Like pro chess players thinking they're going to beat the algo with some kind of fancy human creativity.
Developers roles are changing, very fundamentally, you're now 1/2 a layer of abstraction above the code, and you're not going to writing it better than AI (in most cases) any more than a human will be better at sawing wood than the power tools. And yet, carpenters still exist.
But you’re also never going to convince the people who still only run vi on the Linux console, without Xorg…
So basically Reddit.
How much abysmal code and products have we all shipped? Exploitative, clumsy , dangerous, vulnerable? What was our excuse?
I find the entire anti-vibe coding movement to be terribly tacky and judgmental.
We have an incredible tool that could 10-100x productivity. We should be using it to fix all of the terrible software we’ve made over the past 20 years. Instead there are 2-3 camps. People building stuff, people hyping AI and people shaming the first 2.
Sad, really.
> We should be using it to fix all of the terrible software we’ve made over the past 20 years. Instead there are 2-3 camps.
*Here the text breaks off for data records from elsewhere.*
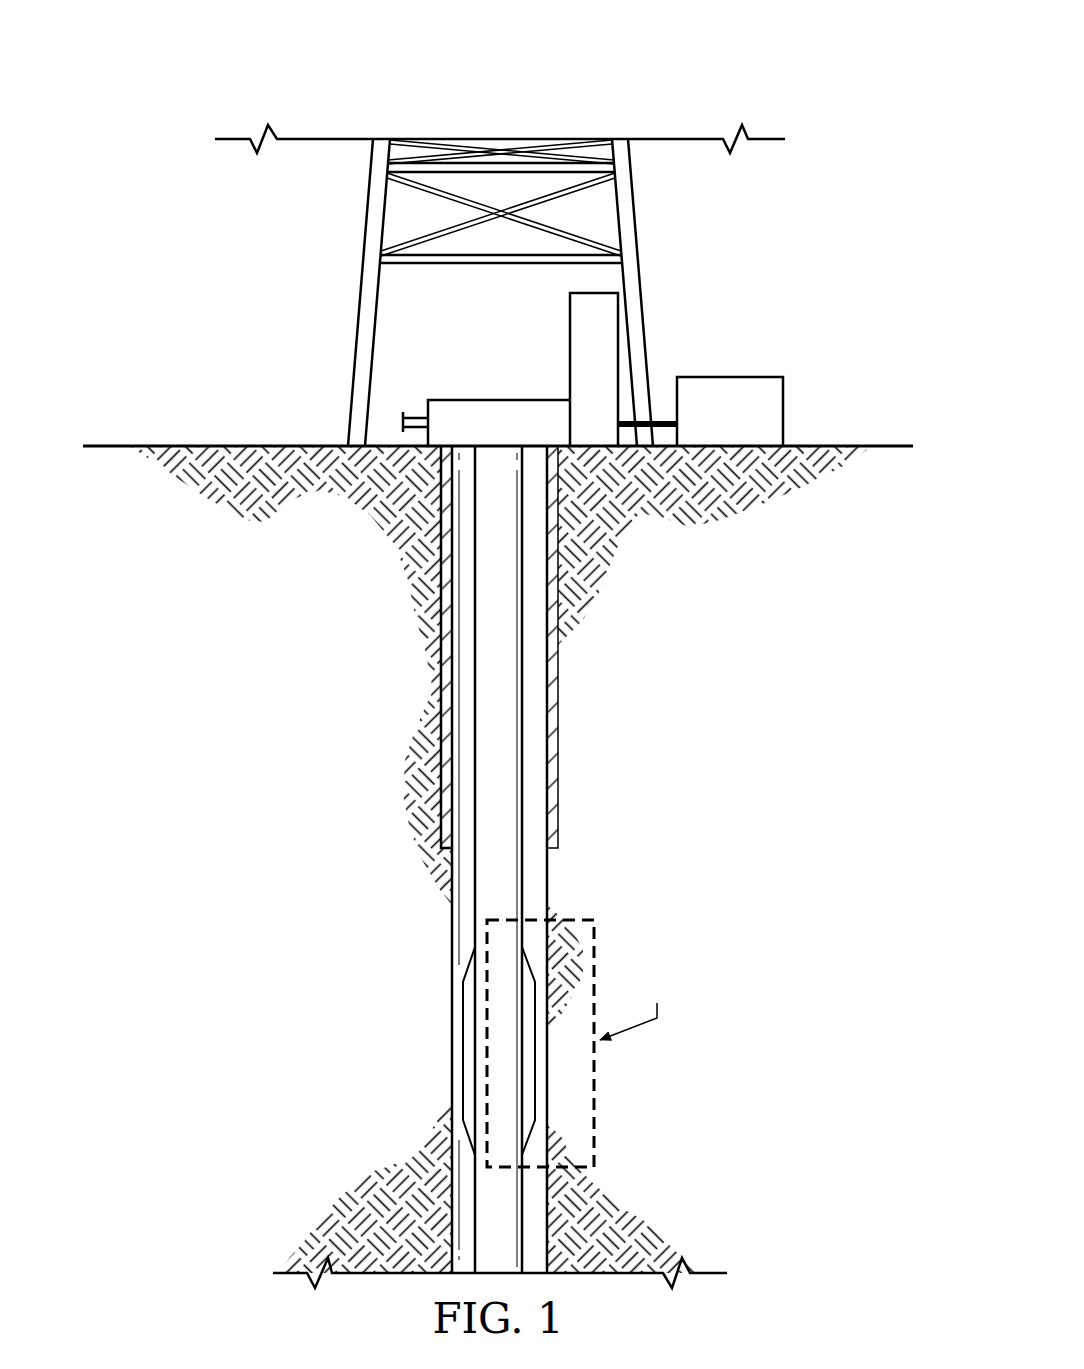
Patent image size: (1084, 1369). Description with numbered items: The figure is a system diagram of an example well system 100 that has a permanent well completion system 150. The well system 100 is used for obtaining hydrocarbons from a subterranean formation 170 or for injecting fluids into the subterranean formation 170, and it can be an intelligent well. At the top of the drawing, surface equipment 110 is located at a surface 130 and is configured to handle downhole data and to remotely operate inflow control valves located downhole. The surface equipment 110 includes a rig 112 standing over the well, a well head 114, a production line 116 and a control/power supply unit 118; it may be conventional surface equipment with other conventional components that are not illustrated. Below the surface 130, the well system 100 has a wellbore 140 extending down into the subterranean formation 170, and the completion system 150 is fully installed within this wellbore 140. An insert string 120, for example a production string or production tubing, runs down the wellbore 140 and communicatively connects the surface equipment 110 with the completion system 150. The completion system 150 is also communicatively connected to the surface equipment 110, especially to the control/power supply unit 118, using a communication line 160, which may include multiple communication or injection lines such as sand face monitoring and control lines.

The well system 100 is at (498, 644).
The surface equipment 110 is at (511, 292).
The rig 112 is at (359, 292).
The well head 114 is at (502, 408).
The production line 116 is at (418, 413).
The control/power supply unit 118 is at (732, 387).
The insert string 120 is at (530, 677).
The surface 130 is at (865, 444).
The wellbore 140 is at (538, 865).
The permanent well completion system 150 is at (470, 1045).
The communication line 160 is at (468, 902).
The subterranean formation 170 is at (770, 641).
People building stuff, people hyping AI and people shaming the first 2.
This seems like an odd take. The pro who are using and hyping AI are not fixing all of the crap we put out the last 20 years. They are putting the gas pedal on the amount of crap being shipped
I don't think anyone except the most die hard AI lovers truly believe is producing high quality work on the balance. It is absolutely producing more but worse output than we've ever seen before
Even if it is capable of producing high quality work, you have to realize that most people using it are not capable of getting it to produce work of that quality. Nor do they seem to really care to
Think about the 90s PC revolution, opening up developer opportunities. There were commercial devs and open source devs. The open source devs decided to put the new resources and tools to use to evangelize computing . And in many ways won.
We have new tools now, and can put them to good use. Moaning from the sidelines is a losing strategy.
I don't think the general arc of computing since the 90s has been good for humanity
As a detractor, that's my goal. I want to undermine this garbage technology that is actively making life worse for the majority of people while enriching a vanishingly small segment of humans at our expense
How often does software fail in production with human-written code? How many times has a production failure been avoided because an LLM didn't make a typo or mistake that a human would have?
This is pushing an agenda. It's not measuring anything meaningful.
Personally, I don't care that much about org incentives (even though they obviously matter for what OP posted) but more about what it does to my thinking. For me, actually writing code is what slows my brain down, helps me understand the problem, and helps me generate new ideas. As soon as I hand off implementation to an LLM (even if I first write a spec or model it in TLA+) my understanding drops off pretty quickly.